The need for us all to do more stretching is also something that Dr Samuel Saukkonen, medical director at Chiropractic Dubai, insists should be a health priority.
"Our lifestyles have changed dramatically over the past 20 years and we have found that people have become far less active than previously," says Saukkonen. "Whereas before we would find children playing in parks, cycling and being more active, we have found the shift has been towards a much more sedentary lifestyle.
"Concerns here in the UAE have been voiced about a lack of exercise. We see many patients who come to us claiming they cannot exercise regularly because of an injury or pain caused by their lifestyle or job, but they cannot do anything about it," he explains.
While modern lifestyles may bring many benefits, the likes of Saukkonen fear that the way we work and our love of computer-based technology comes at a severe cost to workers in the UAE. "Most of us sit in the office with our heads and shoulders in a forward position - on laptops, BlackBerrys, computers, driving. Repeated day after day, for months or years, these habits place undue stress on the muscles of our neck and shoulders as well as the lower back and hips."
Over an extended period of time experts find that this can cause physical and mechanical changes to our muscle and joint structure and function, and even alter the neurological pathways to our brain and spinal cord. "Just imagine that as your muscles shorten, chronic muscle and joint irritation can actually cause slow scarring inside these structures," says Saukkonen. "No wonder you then feel 'stiff'."
Saukkonen is among many who recommend regular DIY stretching drills to cut your risk of long-term aches and pains. But he's also aware that exercise of any form often needs some serious motivation, which is where the social buzz and routine of a Pilates class can prove doubly helpful.

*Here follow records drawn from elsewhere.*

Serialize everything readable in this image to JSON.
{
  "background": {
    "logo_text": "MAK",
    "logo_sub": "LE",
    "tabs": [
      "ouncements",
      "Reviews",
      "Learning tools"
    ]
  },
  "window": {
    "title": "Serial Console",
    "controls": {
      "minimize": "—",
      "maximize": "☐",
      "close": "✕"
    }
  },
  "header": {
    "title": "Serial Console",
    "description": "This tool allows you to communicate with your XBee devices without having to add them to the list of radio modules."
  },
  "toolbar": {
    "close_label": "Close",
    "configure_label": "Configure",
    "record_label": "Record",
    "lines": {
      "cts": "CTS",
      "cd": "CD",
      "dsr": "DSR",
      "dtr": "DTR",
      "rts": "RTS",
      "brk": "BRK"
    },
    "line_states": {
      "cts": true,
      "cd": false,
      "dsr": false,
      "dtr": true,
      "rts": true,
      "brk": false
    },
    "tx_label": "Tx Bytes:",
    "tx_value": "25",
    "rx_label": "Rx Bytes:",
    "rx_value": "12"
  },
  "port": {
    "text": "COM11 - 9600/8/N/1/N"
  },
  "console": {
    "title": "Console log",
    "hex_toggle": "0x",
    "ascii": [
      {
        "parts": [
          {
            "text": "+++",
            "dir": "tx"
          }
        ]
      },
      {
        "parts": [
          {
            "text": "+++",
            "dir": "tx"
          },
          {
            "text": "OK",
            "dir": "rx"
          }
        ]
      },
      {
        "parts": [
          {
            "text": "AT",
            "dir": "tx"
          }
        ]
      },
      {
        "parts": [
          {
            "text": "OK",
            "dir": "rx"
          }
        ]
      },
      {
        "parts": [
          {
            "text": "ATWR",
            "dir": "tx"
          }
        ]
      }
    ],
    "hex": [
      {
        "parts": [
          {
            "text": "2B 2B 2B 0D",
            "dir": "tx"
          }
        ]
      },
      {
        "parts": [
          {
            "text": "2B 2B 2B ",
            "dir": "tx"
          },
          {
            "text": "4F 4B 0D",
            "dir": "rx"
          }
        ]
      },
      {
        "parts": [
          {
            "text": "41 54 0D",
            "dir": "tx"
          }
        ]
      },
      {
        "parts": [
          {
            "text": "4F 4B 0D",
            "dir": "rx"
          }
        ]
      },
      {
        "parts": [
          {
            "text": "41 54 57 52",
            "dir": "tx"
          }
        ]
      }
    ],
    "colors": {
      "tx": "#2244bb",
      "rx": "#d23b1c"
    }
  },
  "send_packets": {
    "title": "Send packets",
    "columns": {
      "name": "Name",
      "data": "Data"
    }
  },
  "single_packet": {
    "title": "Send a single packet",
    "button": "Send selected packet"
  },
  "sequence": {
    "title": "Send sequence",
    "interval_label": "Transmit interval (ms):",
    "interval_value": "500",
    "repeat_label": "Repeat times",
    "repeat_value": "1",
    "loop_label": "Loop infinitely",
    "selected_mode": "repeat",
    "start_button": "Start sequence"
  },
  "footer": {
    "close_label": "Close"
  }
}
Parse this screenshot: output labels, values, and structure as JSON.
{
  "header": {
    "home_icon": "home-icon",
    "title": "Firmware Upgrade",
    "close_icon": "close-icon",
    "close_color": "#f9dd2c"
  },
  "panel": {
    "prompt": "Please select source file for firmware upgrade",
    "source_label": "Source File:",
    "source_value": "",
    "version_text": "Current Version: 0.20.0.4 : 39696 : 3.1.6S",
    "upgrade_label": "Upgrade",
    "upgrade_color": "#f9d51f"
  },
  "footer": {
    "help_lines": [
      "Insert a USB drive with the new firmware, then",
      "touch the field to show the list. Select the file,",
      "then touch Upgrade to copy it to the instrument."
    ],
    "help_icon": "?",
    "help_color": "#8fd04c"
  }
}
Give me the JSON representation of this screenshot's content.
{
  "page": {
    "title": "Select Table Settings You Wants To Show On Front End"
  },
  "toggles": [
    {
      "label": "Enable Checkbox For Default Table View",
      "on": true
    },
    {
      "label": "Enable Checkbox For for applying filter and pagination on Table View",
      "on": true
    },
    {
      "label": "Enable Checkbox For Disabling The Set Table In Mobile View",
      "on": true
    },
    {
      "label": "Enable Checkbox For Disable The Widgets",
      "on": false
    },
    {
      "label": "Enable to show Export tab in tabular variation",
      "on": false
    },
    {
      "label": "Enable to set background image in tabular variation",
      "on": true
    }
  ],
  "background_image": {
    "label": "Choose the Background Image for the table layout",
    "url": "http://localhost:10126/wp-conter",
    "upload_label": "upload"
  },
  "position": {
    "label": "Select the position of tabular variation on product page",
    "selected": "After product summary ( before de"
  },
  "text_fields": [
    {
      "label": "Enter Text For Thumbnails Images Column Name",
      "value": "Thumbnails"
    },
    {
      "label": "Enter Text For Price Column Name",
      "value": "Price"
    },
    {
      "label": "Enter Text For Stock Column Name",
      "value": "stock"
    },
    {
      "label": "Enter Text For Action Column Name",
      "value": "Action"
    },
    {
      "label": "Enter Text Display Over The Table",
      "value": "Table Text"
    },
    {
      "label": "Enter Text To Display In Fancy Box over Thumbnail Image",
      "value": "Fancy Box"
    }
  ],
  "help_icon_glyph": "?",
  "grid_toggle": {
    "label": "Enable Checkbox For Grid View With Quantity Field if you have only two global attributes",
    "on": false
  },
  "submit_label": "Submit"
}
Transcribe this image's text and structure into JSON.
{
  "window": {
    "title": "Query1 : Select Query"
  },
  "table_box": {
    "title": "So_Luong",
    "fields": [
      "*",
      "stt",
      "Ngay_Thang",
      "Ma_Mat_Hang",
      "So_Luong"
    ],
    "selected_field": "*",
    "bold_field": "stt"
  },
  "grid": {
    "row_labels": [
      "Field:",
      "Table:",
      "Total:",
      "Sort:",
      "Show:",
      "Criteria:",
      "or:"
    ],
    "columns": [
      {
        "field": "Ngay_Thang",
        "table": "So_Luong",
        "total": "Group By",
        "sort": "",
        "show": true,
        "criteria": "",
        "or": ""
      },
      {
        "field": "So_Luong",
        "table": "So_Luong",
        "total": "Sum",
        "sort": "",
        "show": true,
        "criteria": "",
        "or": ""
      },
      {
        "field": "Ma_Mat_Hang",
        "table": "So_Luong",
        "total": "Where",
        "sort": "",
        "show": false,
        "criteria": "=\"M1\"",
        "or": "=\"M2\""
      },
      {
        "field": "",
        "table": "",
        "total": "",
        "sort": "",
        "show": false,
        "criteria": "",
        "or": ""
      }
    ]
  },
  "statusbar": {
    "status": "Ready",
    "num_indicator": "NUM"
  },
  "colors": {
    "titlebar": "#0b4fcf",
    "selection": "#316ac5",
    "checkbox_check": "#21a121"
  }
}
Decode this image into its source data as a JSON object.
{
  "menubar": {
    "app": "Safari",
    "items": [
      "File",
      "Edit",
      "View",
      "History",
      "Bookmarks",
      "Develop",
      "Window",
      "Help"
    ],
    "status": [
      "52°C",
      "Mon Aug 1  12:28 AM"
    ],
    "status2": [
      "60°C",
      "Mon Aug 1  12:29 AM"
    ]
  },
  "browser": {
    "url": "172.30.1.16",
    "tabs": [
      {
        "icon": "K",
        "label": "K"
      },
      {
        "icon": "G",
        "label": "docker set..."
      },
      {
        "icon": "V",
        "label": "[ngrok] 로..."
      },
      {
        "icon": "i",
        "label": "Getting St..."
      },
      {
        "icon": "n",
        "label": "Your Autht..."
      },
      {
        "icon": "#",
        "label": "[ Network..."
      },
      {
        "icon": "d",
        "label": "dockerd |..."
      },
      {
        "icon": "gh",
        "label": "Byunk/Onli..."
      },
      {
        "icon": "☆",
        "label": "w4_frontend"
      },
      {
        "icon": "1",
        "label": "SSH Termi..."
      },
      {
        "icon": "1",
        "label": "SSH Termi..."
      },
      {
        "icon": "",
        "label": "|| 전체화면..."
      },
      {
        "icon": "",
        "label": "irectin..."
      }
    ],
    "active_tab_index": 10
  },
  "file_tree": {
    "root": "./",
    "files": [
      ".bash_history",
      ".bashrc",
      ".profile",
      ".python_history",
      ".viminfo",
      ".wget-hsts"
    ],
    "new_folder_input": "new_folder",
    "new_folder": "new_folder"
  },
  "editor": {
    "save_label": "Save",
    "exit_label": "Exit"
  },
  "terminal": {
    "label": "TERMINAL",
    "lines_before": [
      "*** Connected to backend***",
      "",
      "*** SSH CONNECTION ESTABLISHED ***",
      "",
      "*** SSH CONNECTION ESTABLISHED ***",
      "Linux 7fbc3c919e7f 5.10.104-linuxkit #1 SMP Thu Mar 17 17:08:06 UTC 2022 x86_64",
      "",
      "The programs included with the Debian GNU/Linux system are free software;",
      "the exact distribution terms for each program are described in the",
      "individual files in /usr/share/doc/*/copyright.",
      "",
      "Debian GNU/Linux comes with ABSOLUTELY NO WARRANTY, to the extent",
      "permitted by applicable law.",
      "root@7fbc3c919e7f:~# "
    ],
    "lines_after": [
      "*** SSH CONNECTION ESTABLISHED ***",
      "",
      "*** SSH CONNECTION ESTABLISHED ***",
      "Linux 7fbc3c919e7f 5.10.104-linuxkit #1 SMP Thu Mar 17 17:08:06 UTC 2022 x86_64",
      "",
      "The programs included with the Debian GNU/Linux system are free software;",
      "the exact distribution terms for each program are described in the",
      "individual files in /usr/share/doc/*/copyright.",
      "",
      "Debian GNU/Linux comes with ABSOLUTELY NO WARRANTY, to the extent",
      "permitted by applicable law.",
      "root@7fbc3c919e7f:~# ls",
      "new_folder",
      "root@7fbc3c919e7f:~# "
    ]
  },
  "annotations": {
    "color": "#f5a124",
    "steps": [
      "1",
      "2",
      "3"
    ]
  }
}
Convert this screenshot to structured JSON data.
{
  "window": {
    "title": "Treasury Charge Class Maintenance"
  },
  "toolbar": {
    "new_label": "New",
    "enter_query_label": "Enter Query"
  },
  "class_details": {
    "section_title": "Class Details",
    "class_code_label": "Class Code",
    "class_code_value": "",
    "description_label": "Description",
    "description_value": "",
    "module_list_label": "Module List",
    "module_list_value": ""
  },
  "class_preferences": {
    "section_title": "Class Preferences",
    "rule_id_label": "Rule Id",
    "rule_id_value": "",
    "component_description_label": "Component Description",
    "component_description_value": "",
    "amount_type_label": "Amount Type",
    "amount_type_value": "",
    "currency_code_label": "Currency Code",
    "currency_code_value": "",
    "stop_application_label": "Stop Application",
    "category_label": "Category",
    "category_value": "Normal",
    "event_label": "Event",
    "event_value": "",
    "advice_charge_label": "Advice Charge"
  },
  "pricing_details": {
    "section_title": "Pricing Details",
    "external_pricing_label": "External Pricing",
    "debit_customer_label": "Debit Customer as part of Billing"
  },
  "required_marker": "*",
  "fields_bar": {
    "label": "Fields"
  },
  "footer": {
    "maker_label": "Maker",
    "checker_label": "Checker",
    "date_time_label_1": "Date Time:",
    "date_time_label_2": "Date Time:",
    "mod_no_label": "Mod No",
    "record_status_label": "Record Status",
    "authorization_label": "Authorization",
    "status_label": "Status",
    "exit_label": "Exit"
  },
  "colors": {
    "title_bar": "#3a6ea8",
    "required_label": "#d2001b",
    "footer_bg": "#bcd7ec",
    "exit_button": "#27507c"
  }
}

"Most of us, myself included, think stretching is rather boring and we often find ourselves sacrificing it for any other physical activity," says Saukkonen. "But as you can imagine, that sacrifice comes at a rather painful cost. That is why I myself think of it as something that is the means to reach my personal goals. I know that without it, I for example would not be able to do certain sports I love to do on a regular basis."
At her Pilates classes, Noble believes that employing stretching drills won't just combat muscle strain and improve your sporting prowess, it can also seriously help workers rid themselves of the symptoms of stress.
"First and foremost, Pilates teaches you how to breathe, an essential tool for relieving stress. It both disciplines and strengthens the mind and body," she says. "And due to the hot weather that is experienced for most of the year here, yoga and Pilates offer great exercise alternatives to outdoor activities when it is too hot. Once people try the classes and see how fast they feel the benefits and effects, they are hooked."
Before signing up for a class, Noble suggests you read up a little on the principles of yoga and Pilates. "Perhaps even watch a video on it, and be sure to research the studio and instructors to make sure that everything is organised professionally," she says.
In the meantime, reap the rewards of a good stretch by following some tips from our expert (above).